Fe3O4@SiO2@ADMPT/H6P2W18O62: a novel Wells–Dawson heteropolyacid-based magnetic inorganic–organic nanohybrid material as potent Lewis acid catalyst for the efficient synthesis of 1,4-dihydopyridines

• Main Authors: Mohammad Ghanbari, Sanaz Moradi, Moslem Setoodehkhah
• Format: Article
• Language: English
• Published: Taylor & Francis Group 2018-04-01
• Series: Green Chemistry Letters and Reviews
• Subjects: Wells–Dawson heteropolyacid; eco-friendly catalyst; 1,4-dihydopyridine; Hantzsch reaction; fe3O4 nanoparticles; green chemistry
• Online Access: http://dx.doi.org/10.1080/17518253.2018.1445781

A novel Wells–Dawson heteropolyacid-based magnetic Inorganic–organic nanohybrid, Fe3O4@SiO2@ADMPT/H6P2W18O62, was fabricated and used as a green, efficient, eco-friendly, and highly recyclable catalyst for the one-pot and multi-component synthesis of 1,4-Dihydopyridine (1,4-DHP) derivatives from the reaction of various aromatic aldehydes with ethyl acetoacetate and ammonium acetate with good to excellent yields and in a short span of time.

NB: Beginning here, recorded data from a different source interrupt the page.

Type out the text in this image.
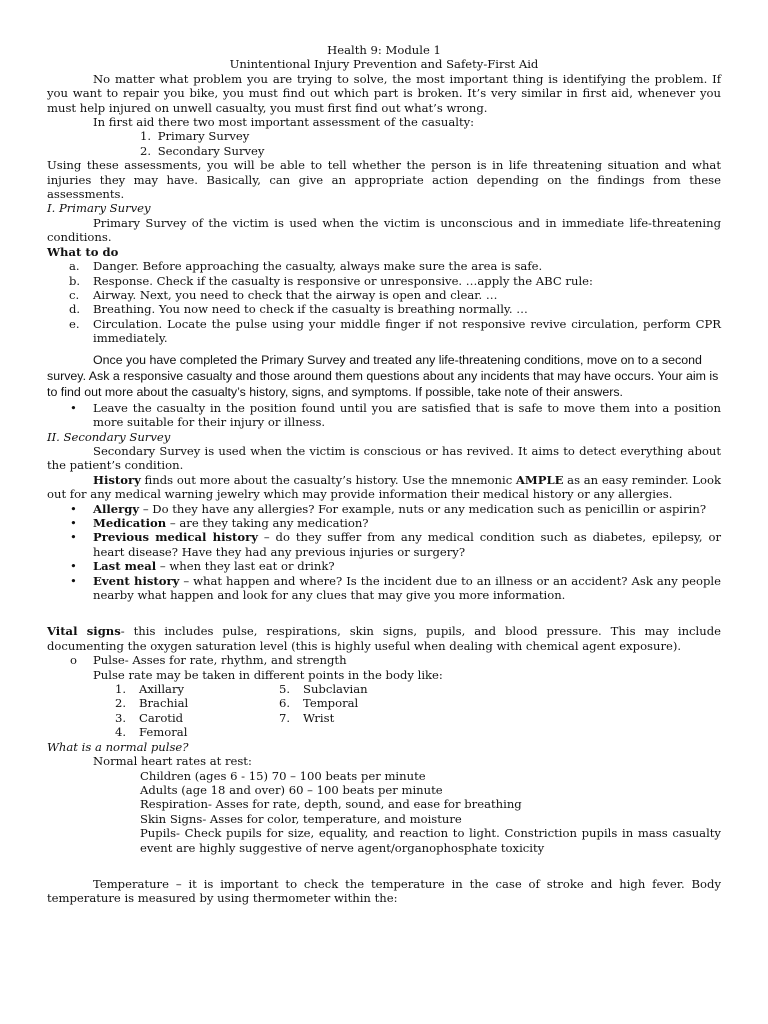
Health 9: Module 1

Unintentional Injury Prevention and Safety-First Aid

No matter what problem you are trying to solve, the most important thing is identifying the problem. If you want to repair you bike, you must find out which part is broken. It’s very similar in first aid, whenever you must help injured on unwell casualty, you must first find out what’s wrong.

In first aid there two most important assessment of the casualty:

1.
Primary Survey
2.
Secondary Survey

Using these assessments, you will be able to tell whether the person is in life threatening situation and what injuries they may have. Basically, can give an appropriate action depending on the findings from these assessments.

I. Primary Survey

Primary Survey of the victim is used when the victim is unconscious and in immediate life-threatening conditions.

What to do

a.	Danger. Before approaching the casualty, always make sure the area is safe.
b.	Response. Check if the casualty is responsive or unresponsive. …apply the ABC rule:
c.	Airway. Next, you need to check that the airway is open and clear. …
d.	Breathing. You now need to check if the casualty is breathing normally. …
e.	Circulation. Locate the pulse using your middle finger if not responsive revive circulation, perform CPR immediately.

Once you have completed the Primary Survey and treated any life-threatening conditions, move on to a second survey. Ask a responsive casualty and those around them questions about any incidents that may have occurs. Your aim is to find out more about the casualty’s history, signs, and symptoms. If possible, take note of their answers.

•	Leave the casualty in the position found until you are satisfied that is safe to move them into a position more suitable for their injury or illness.

II. Secondary Survey

Secondary Survey is used when the victim is conscious or has revived. It aims to detect everything about the patient’s condition.

History finds out more about the casualty’s history. Use the mnemonic AMPLE as an easy reminder. Look out for any medical warning jewelry which may provide information their medical history or any allergies.

•	Allergy – Do they have any allergies? For example, nuts or any medication such as penicillin or aspirin?
•	Medication – are they taking any medication?
•	Previous medical history – do they suffer from any medical condition such as diabetes, epilepsy, or heart disease? Have they had any previous injuries or surgery?
•	Last meal – when they last eat or drink?
•	Event history – what happen and where? Is the incident due to an illness or an accident? Ask any people nearby what happen and look for any clues that may give you more information.

Vital signs- this includes pulse, respirations, skin signs, pupils, and blood pressure. This may include documenting the oxygen saturation level (this is highly useful when dealing with chemical agent exposure).

o	Pulse- Asses for rate, rhythm, and strength

Pulse rate may be taken in different points in the body like:

1.	Axillary
2.	Brachial
3.	Carotid
4.	Femoral
5.	Subclavian
6.	Temporal
7.	Wrist

What is a normal pulse?

Normal heart rates at rest:

Children (ages 6 - 15) 70 – 100 beats per minute

Adults (age 18 and over) 60 – 100 beats per minute

Respiration- Asses for rate, depth, sound, and ease for breathing

Skin Signs- Asses for color, temperature, and moisture

Pupils- Check pupils for size, equality, and reaction to light. Constriction pupils in mass casualty event are highly suggestive of nerve agent/organophosphate toxicity

Temperature – it is important to check the temperature in the case of stroke and high fever. Body temperature is measured by using thermometer within the:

The nanohybrid catalyst was prepared by the chemical anchoring of Wells–Dawson heteropolyacid H6P2W18O62 onto the surface of functionalized Fe3O4 nanoparticles with 2,4-bis(3,5-dimethylpyrazol)-triazine (ADMPT) linker. These nanocatalysts were identified by using scanning electron microscopy (SEM), transmission electron microscopy (TEM), X-ray diffraction (XRD), infrared spectroscopy (IR) and vibrating sample magnetometer (VSM). This protocol is developed as a safe, cost-effective and convenient alternate method for the synthesis of 1,4-DHP derivatives utilizing an eco-friendly, and a highly reusable catalyst.